Ленинградская премьера хоровой симфонии-действа «Перезвоны» в 1984 году прошла с аншлагом: лишний билетик в Большой зал филармонии спрашивали уже в метро. Балет «Анюта» танцевали в Москве, в Большом театре и в Неаполе, «Военные письма» ставил в своем театре Борис Покровский, популярные эстрадные певцы Эдуард Хиль, Мария Пахоменко, Людмила Сенчина исполняли гаврилинские песни на радость всей матушке-России.
Шли годы. Одинокий шаг терял упругость, замедлялся и тяжелел. Само столетие старело, стремительно двигаясь к концу...
Над инструментом в комнате Гаврилина взбегают к потолку на крестьянский манер фотографии. Из композиторов – Мусоргский и Свиридов. Из музыкантов – народная сказительница Кривополенова. Писатели Астафьев, Распутин. Митрополит Иоанн. Василий Шукшин – горожанин из деревенских, как и сам Гаврилин.
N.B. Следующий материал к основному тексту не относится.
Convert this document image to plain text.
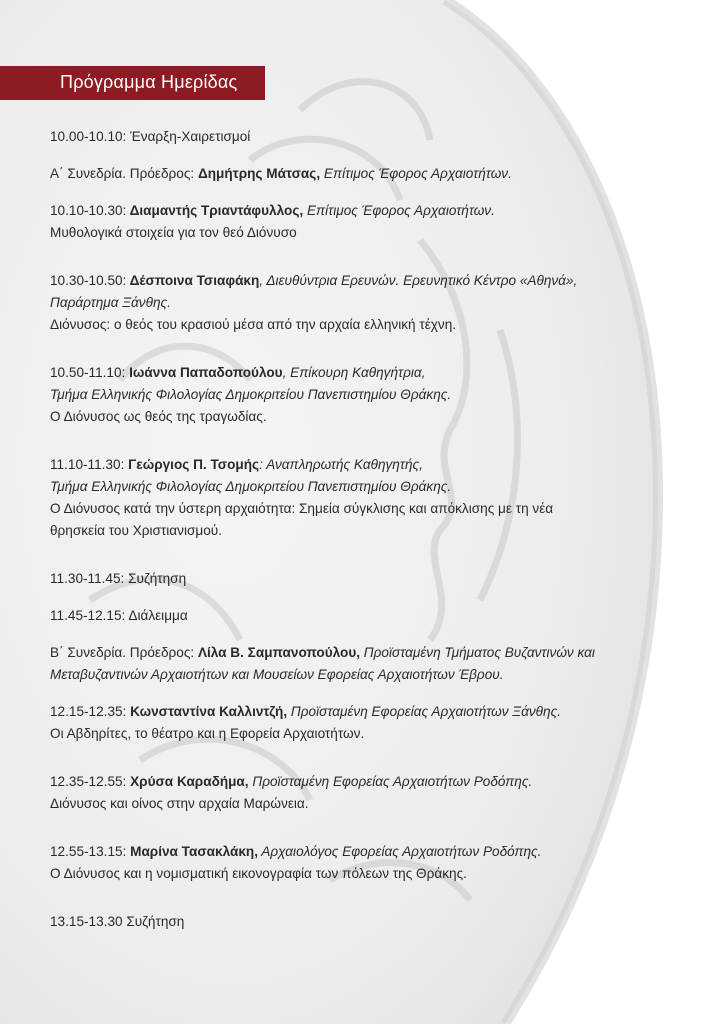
Πρόγραμμα Ημερίδας
10.00-10.10: Έναρξη-Χαιρετισμοί
Α΄ Συνεδρία. Πρόεδρος: Δημήτρης Μάτσας, Επίτιμος Έφορος Αρχαιοτήτων.
10.10-10.30: Διαμαντής Τριαντάφυλλος, Επίτιμος Έφορος Αρχαιοτήτων.
Μυθολογικά στοιχεία για τον θεό Διόνυσο
10.30-10.50: Δέσποινα Τσιαφάκη, Διευθύντρια Ερευνών. Ερευνητικό Κέντρο «Αθηνά»,
Παράρτημα Ξάνθης.
Διόνυσος: ο θεός του κρασιού μέσα από την αρχαία ελληνική τέχνη.
10.50-11.10: Ιωάννα Παπαδοπούλου, Επίκουρη Καθηγήτρια,
Τμήμα Ελληνικής Φιλολογίας Δημοκριτείου Πανεπιστημίου Θράκης.
Ο Διόνυσος ως θεός της τραγωδίας.
11.10-11.30: Γεώργιος Π. Τσομής: Αναπληρωτής Καθηγητής,
Τμήμα Ελληνικής Φιλολογίας Δημοκριτείου Πανεπιστημίου Θράκης.
Ο Διόνυσος κατά την ύστερη αρχαιότητα: Σημεία σύγκλισης και απόκλισης με τη νέα
θρησκεία του Χριστιανισμού.
11.30-11.45: Συζήτηση
11.45-12.15: Διάλειμμα
Β΄ Συνεδρία. Πρόεδρος: Λίλα Β. Σαμπανοπούλου, Προϊσταμένη Τμήματος Βυζαντινών και
Μεταβυζαντινών Αρχαιοτήτων και Μουσείων Εφορείας Αρχαιοτήτων Έβρου.
12.15-12.35: Κωνσταντίνα Καλλιντζή, Προϊσταμένη Εφορείας Αρχαιοτήτων Ξάνθης.
Οι Αβδηρίτες, το θέατρο και η Εφορεία Αρχαιοτήτων.
12.35-12.55: Χρύσα Καραδήμα, Προϊσταμένη Εφορείας Αρχαιοτήτων Ροδόπης.
Διόνυσος και οίνος στην αρχαία Μαρώνεια.
12.55-13.15: Μαρίνα Τασακλάκη, Αρχαιολόγος Εφορείας Αρχαιοτήτων Ροδόπης.
Ο Διόνυσος και η νομισματική εικονογραφία των πόλεων της Θράκης.
13.15-13.30 Συζήτηση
Валерий Гаврилин полагал – нет, был уверен! – что с уходом поколения шестидесятников его музыка забудется, уйдет со сцены вместе с певцами, уйдет неизбежно.
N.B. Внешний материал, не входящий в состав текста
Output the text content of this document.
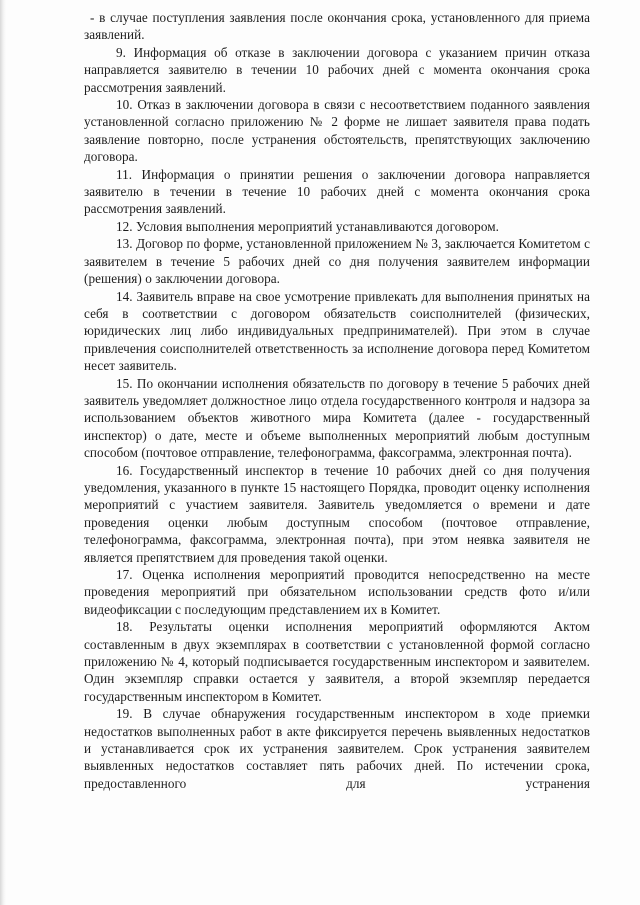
- в случае поступления заявления после окончания срока, установленного для приема заявлений.

9. Информация об отказе в заключении договора с указанием причин отказа направляется заявителю в течении 10 рабочих дней с момента окончания срока рассмотрения заявлений.

10. Отказ в заключении договора в связи с несоответствием поданного заявления установленной согласно приложению № 2 форме не лишает заявителя права подать заявление повторно, после устранения обстоятельств, препятствующих заключению договора.

11. Информация о принятии решения о заключении договора направляется заявителю в течении в течение 10 рабочих дней с момента окончания срока рассмотрения заявлений.

12. Условия выполнения мероприятий устанавливаются договором.

13. Договор по форме, установленной приложением № 3, заключается Комитетом с заявителем в течение 5 рабочих дней со дня получения заявителем информации (решения) о заключении договора.

14. Заявитель вправе на свое усмотрение привлекать для выполнения принятых на себя в соответствии с договором обязательств соисполнителей (физических, юридических лиц либо индивидуальных предпринимателей). При этом в случае привлечения соисполнителей ответственность за исполнение договора перед Комитетом несет заявитель.

15. По окончании исполнения обязательств по договору в течение 5 рабочих дней заявитель уведомляет должностное лицо отдела государственного контроля и надзора за использованием объектов животного мира Комитета (далее - государственный инспектор) о дате, месте и объеме выполненных мероприятий любым доступным способом (почтовое отправление, телефонограмма, факсограмма, электронная почта).

16. Государственный инспектор в течение 10 рабочих дней со дня получения уведомления, указанного в пункте 15 настоящего Порядка, проводит оценку исполнения мероприятий с участием заявителя. Заявитель уведомляется о времени и дате проведения оценки любым доступным способом (почтовое отправление, телефонограмма, факсограмма, электронная почта), при этом неявка заявителя не является препятствием для проведения такой оценки.

17. Оценка исполнения мероприятий проводится непосредственно на месте проведения мероприятий при обязательном использовании средств фото и/или видеофиксации с последующим представлением их в Комитет.

18. Результаты оценки исполнения мероприятий оформляются Актом составленным в двух экземплярах в соответствии с установленной формой согласно приложению № 4, который подписывается государственным инспектором и заявителем. Один экземпляр справки остается у заявителя, а второй экземпляр передается государственным инспектором в Комитет.

19. В случае обнаружения государственным инспектором в ходе приемки недостатков выполненных работ в акте фиксируется перечень выявленных недостатков и устанавливается срок их устранения заявителем. Срок устранения заявителем выявленных недостатков составляет пять рабочих дней. По истечении срока, предоставленного для устранения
В рамках нынешнего фестиваля состоялся вокальный концерт-конкурс с участием студентов кафедры камерного пения Петербургской консерватории. Молодежь соревновалась в исполнении гаврилинских сочинений. В филармонических афишах его имя стояло рядом с именами и опусами композиторов-«авангардистов», тех, которых он считал своими противниками. Он и сам, наверное, очень удивился бы этому обстоятельству...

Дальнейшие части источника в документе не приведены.